Ethics compliance: long-term care's reform horizon
by Isabel Fawcett
Private Sector's Notably Infamous Legacy: Enron
In the millennium, even on the heels of an economic recession and financial institutions' scandal, not many individuals will forget Enron Corporation's news, trial, suicide, mayhem and ethics scandal. In 2006, Enron's former Chief Financial Officer, (CFO) Andrew Fastow, was sentenced to 6 years in prison. Enron's corporate fraud came to light circa 2001 and cost its shareholders billions of dollars. Accounting fraud brought a once-mighty corporation to its knees.
There were many lessons learned in business on the heels of Enron's scandal, including a need for greater accountability in business, better audit controls, and abundant ethics lessons. In July 2002, The Sarbanes-Oxley Act of 2002 was enacted under the law. SOX as it was dubbed by some accountants, set new accounting compliance and reporting standards for public accounting businesses, management and boards of directors.
When I first read SOX as a former human resources manager, I remember thinking that SOX's inherent best practice ethics standards should be integrated into chief financial officers', human resources directors' and audit management positions in all businesses- whether or not the business was covered under the law. That, of course, was my own human resources management consulting recommendation relative to SOX, and not necessarily the prevailing legal counsel, executive and senior management philosophy of the time.
Fast-forward to 2010, post U.S. economic recession. I am more convinced than ever that there are overarching tenets in SOX that are not limited to accounting management professionals and board members.

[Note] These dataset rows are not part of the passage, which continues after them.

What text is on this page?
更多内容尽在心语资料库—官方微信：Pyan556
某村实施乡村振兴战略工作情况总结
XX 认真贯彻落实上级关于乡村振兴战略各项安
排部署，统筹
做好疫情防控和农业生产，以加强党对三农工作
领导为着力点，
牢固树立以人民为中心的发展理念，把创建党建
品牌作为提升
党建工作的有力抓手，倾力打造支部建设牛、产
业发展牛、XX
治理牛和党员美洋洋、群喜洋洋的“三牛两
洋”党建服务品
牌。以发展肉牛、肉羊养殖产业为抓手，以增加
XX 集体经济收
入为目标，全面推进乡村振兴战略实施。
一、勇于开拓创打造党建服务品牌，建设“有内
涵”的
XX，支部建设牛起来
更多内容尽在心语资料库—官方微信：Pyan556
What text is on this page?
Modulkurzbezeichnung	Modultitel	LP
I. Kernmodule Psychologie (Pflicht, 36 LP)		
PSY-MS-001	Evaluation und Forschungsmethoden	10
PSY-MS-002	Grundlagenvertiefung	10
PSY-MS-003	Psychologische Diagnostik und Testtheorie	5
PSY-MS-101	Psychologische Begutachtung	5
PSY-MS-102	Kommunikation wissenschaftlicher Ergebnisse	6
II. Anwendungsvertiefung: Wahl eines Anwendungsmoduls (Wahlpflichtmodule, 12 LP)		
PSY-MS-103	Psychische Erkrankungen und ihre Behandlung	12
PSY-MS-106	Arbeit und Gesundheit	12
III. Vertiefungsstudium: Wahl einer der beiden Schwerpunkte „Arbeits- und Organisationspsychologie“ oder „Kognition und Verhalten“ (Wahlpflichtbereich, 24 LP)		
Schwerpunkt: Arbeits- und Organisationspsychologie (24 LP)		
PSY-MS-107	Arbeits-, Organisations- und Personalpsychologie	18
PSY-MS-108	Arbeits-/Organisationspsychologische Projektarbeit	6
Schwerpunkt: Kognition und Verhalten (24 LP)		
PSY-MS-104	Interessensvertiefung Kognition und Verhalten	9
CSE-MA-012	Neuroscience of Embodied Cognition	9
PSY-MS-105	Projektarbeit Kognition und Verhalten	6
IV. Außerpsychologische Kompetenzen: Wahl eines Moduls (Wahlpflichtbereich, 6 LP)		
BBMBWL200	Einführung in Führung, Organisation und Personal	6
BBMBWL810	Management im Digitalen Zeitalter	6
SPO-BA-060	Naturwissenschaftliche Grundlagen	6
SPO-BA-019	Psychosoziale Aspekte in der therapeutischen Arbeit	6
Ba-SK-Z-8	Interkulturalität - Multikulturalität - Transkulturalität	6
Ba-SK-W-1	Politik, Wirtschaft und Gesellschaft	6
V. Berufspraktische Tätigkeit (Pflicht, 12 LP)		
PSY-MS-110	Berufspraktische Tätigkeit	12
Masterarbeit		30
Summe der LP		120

If I were employed as a human resources manager in long-term care in 2010, I would make the same out-of-the-box human resources management consulting recommendation to my nursing home administrator superiors and corporate executives.
Whether or not Enron's former CFO deserved to be convicted, or not, he surely deserved to be held fully accountable as did Enron's former CEO who reportedly committed suicide as the scandal unfolded. The ethics buck starts at the top, and reverts to the top when there are systemic ethical breaches. For an ethics program to be successful in any organization, the approach and reach must be interdisciplinary, not limited in scope to a single profession or area of the industry, organization or a single business facility.
Historical Business Precedent Born in Texas' Public Sector
In 2004, by state-issued Executive Order, State of Texas agencies were required to prevent, detect and eliminate fraud, waste and abuse. The language in the gubernatorial Executive Order (RP36) is consistent with the overarching nature of ethics compliance, not limited to accounting practices.
Texas' RP36 Executive Order specifically presents fraud in healthcare as an interconnected whole, as it should be, in my personal opinion. More specifically, the Executive Order identifies potential for fraud, not limited to the areas listed below, up to and including treatment and healthcare personnel.
- Increased healthcare costs to all consumers, whether in state programs or in private industry
- Fraud and abuse by contractors and health care professionals
- Identifying best practices for treatment and billing procedures
- Coordination between and among the health professions and licensure boards, insurance carriers, employers, patients and regulatory programs in the public sector
- Increased effectiveness in investigation and prosecution of fraud and abuse committed by health professionals participating in state and federal health programs.
In healthcare as in other industries, each business decision and transaction has ethical implications. The ethics of finance should never be considered apart from the ethics of performance and human resources management, including staffing decisions, and applicant and employee credentials for positions in the organization. In healthcare there are major ethical considerations regarding whether and how to treat patients' medical treatment decisions.
Federally-Mandated Patient Protection and Affordable Act Provision
Although the PPACA's timeline for nursing facilities to implement the comprehensive ethics program provisions in Title VI, Subtitle B, Part 1 of the Health Reform Bill provides that the compliance and ethics program regulations must be in place not later than 2 years after the enactment of the Bill, the time for nursing home owners, executives, management, administrators and Center for Medicare and Medicaid Services (CMS) to start planning a fully integrated strategy is now.
One of the strongest components under PPACA is the requirement that specific high-level employees have the overall responsibility to oversee compliance of the ethics provisions under the law. Ethics is everybody's business though it necessarily starts at the top. It just as quickly reverts to executive ranks where it speaks to issues of leadership and organizational accountability, or lack thereof.
I'm looking forward to seeing how this all rolls out. For sake of all aging Baby Boomers, including myself, I'm hoping this is more than paper reporting and compliance. If taken seriously, the additional checks and balances could serve to improve the nursing homes' public image issues. We'll all have to wait and see what happens. Until then, this is promising news in long-term care and for us Baby Boomers.